Alarmed by Ross’s “reckless” behavior, the Wig Gang denies him more investment—unless he comes up with copper, which is precisely why he needs more cash in the first place. Stuck in a catch-22, Ross turns his attention to Demelza, pulling off a low-key Cornish Pygmalion by giving her books to study, ribbons for her hair, and hiring-and-firing authority over servants. Lesson number one: tackling someone to the ground is not an effective management technique. Lesson number two: hiring friends like Ginny as your kitchen maid may be an act of kindness, but it’ll make the friendship turned employer-employee dynamic decidedly awkward.
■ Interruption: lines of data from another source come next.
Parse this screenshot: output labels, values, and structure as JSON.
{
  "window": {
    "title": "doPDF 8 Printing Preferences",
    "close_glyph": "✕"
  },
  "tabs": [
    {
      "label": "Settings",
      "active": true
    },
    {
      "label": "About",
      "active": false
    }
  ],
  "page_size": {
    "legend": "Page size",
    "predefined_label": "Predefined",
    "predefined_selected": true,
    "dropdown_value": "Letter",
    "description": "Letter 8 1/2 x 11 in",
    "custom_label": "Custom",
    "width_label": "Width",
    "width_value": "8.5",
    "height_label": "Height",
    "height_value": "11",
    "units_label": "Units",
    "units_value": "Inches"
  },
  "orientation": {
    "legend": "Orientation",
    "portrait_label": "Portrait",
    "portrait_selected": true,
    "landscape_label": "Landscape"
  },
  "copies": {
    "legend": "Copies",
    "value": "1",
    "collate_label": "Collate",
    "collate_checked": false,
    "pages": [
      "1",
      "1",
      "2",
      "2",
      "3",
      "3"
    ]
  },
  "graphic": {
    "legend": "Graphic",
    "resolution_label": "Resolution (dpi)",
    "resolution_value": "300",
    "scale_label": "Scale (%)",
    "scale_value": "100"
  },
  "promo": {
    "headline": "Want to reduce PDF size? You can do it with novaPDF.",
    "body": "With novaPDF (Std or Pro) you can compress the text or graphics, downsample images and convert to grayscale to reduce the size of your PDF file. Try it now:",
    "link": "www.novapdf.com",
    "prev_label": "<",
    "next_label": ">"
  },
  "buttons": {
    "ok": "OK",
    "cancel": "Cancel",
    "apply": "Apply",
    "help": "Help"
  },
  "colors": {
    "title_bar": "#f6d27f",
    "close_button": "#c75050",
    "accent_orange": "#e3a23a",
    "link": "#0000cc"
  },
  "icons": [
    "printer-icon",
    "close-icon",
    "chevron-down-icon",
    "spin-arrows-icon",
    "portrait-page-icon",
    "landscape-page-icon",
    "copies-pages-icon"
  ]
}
In the middle of all this, Ross’s already ailing uncle passes away, leaving a jealous and insecure Francis, in his own words, “one of the most important men in the county.” The consequences of this, beyond a very weighty deathbed speech to Ross about the importance of The Family Name, aren’t immediately clear. Instead, we segue almost immediately to a visit from Verity, who’s predictably the only extended family member to treat Demelza like a human being and not a giant mud stain on Ross’s reputation.
Demelza uses this much-needed Girl Time interlude to make a few confessions. One, she’s in love with Ross, but almost certain he doesn’t feel the same (emotional foreshadowing much?); two, she’s pregnant! Eventually, Verity leaves, and there’s a whimsical if totally pointless interlude of Ross and Demelza joyfully helping the townsfolk unload a bunch of fish.
The episode climaxes in an extremely tense Christmas dinner that doubles as Demelza’s official introduction to the rest of the Poldarks. Elizabeth turns on the charm, only for her husband to accuse her of showing off for Ross’s benefit; a bitchy great-aunt obliviously asks what family Demelza’s from, then orders her to sit next to Elizabeth and demonstrate how she measures up; an even bitchier houseguest asks pointed questions about servants rising above their place and women remaining unmarried at the positively crone-like age of 23.
Demelza blows them all away, however, by giving a beautiful rendition of a folk song instead of, say, a harp performance. This, of all things, is what finally prompts Ross to call her “my love,” and Francis to realize that maybe instead of obsessing over Elizabeth and Ross, he should wise up to the fact that both parties have moved on. Too little too late, given that he’s apparently gambled away the bulk of his inheritance already, but it’s a start.
Christmas dinner goes off without a hitch, though the feel-good moments aren’t over yet: the mine, depleted of gunpowder as it is, finally yields copper. Ross is overjoyed, since he’s still blissfully unaware that the younger Warleggan has bought a hefty chunk of shares from an investor desperate to jump ship. And of course, he finally tells Demelza he loves her when she’s actually conscious, prompting her to tell him about her pregnancy. Ross’s claim that she “redeemed” him comes off as a tad hyperbolic, but what else are Christmas episodes for?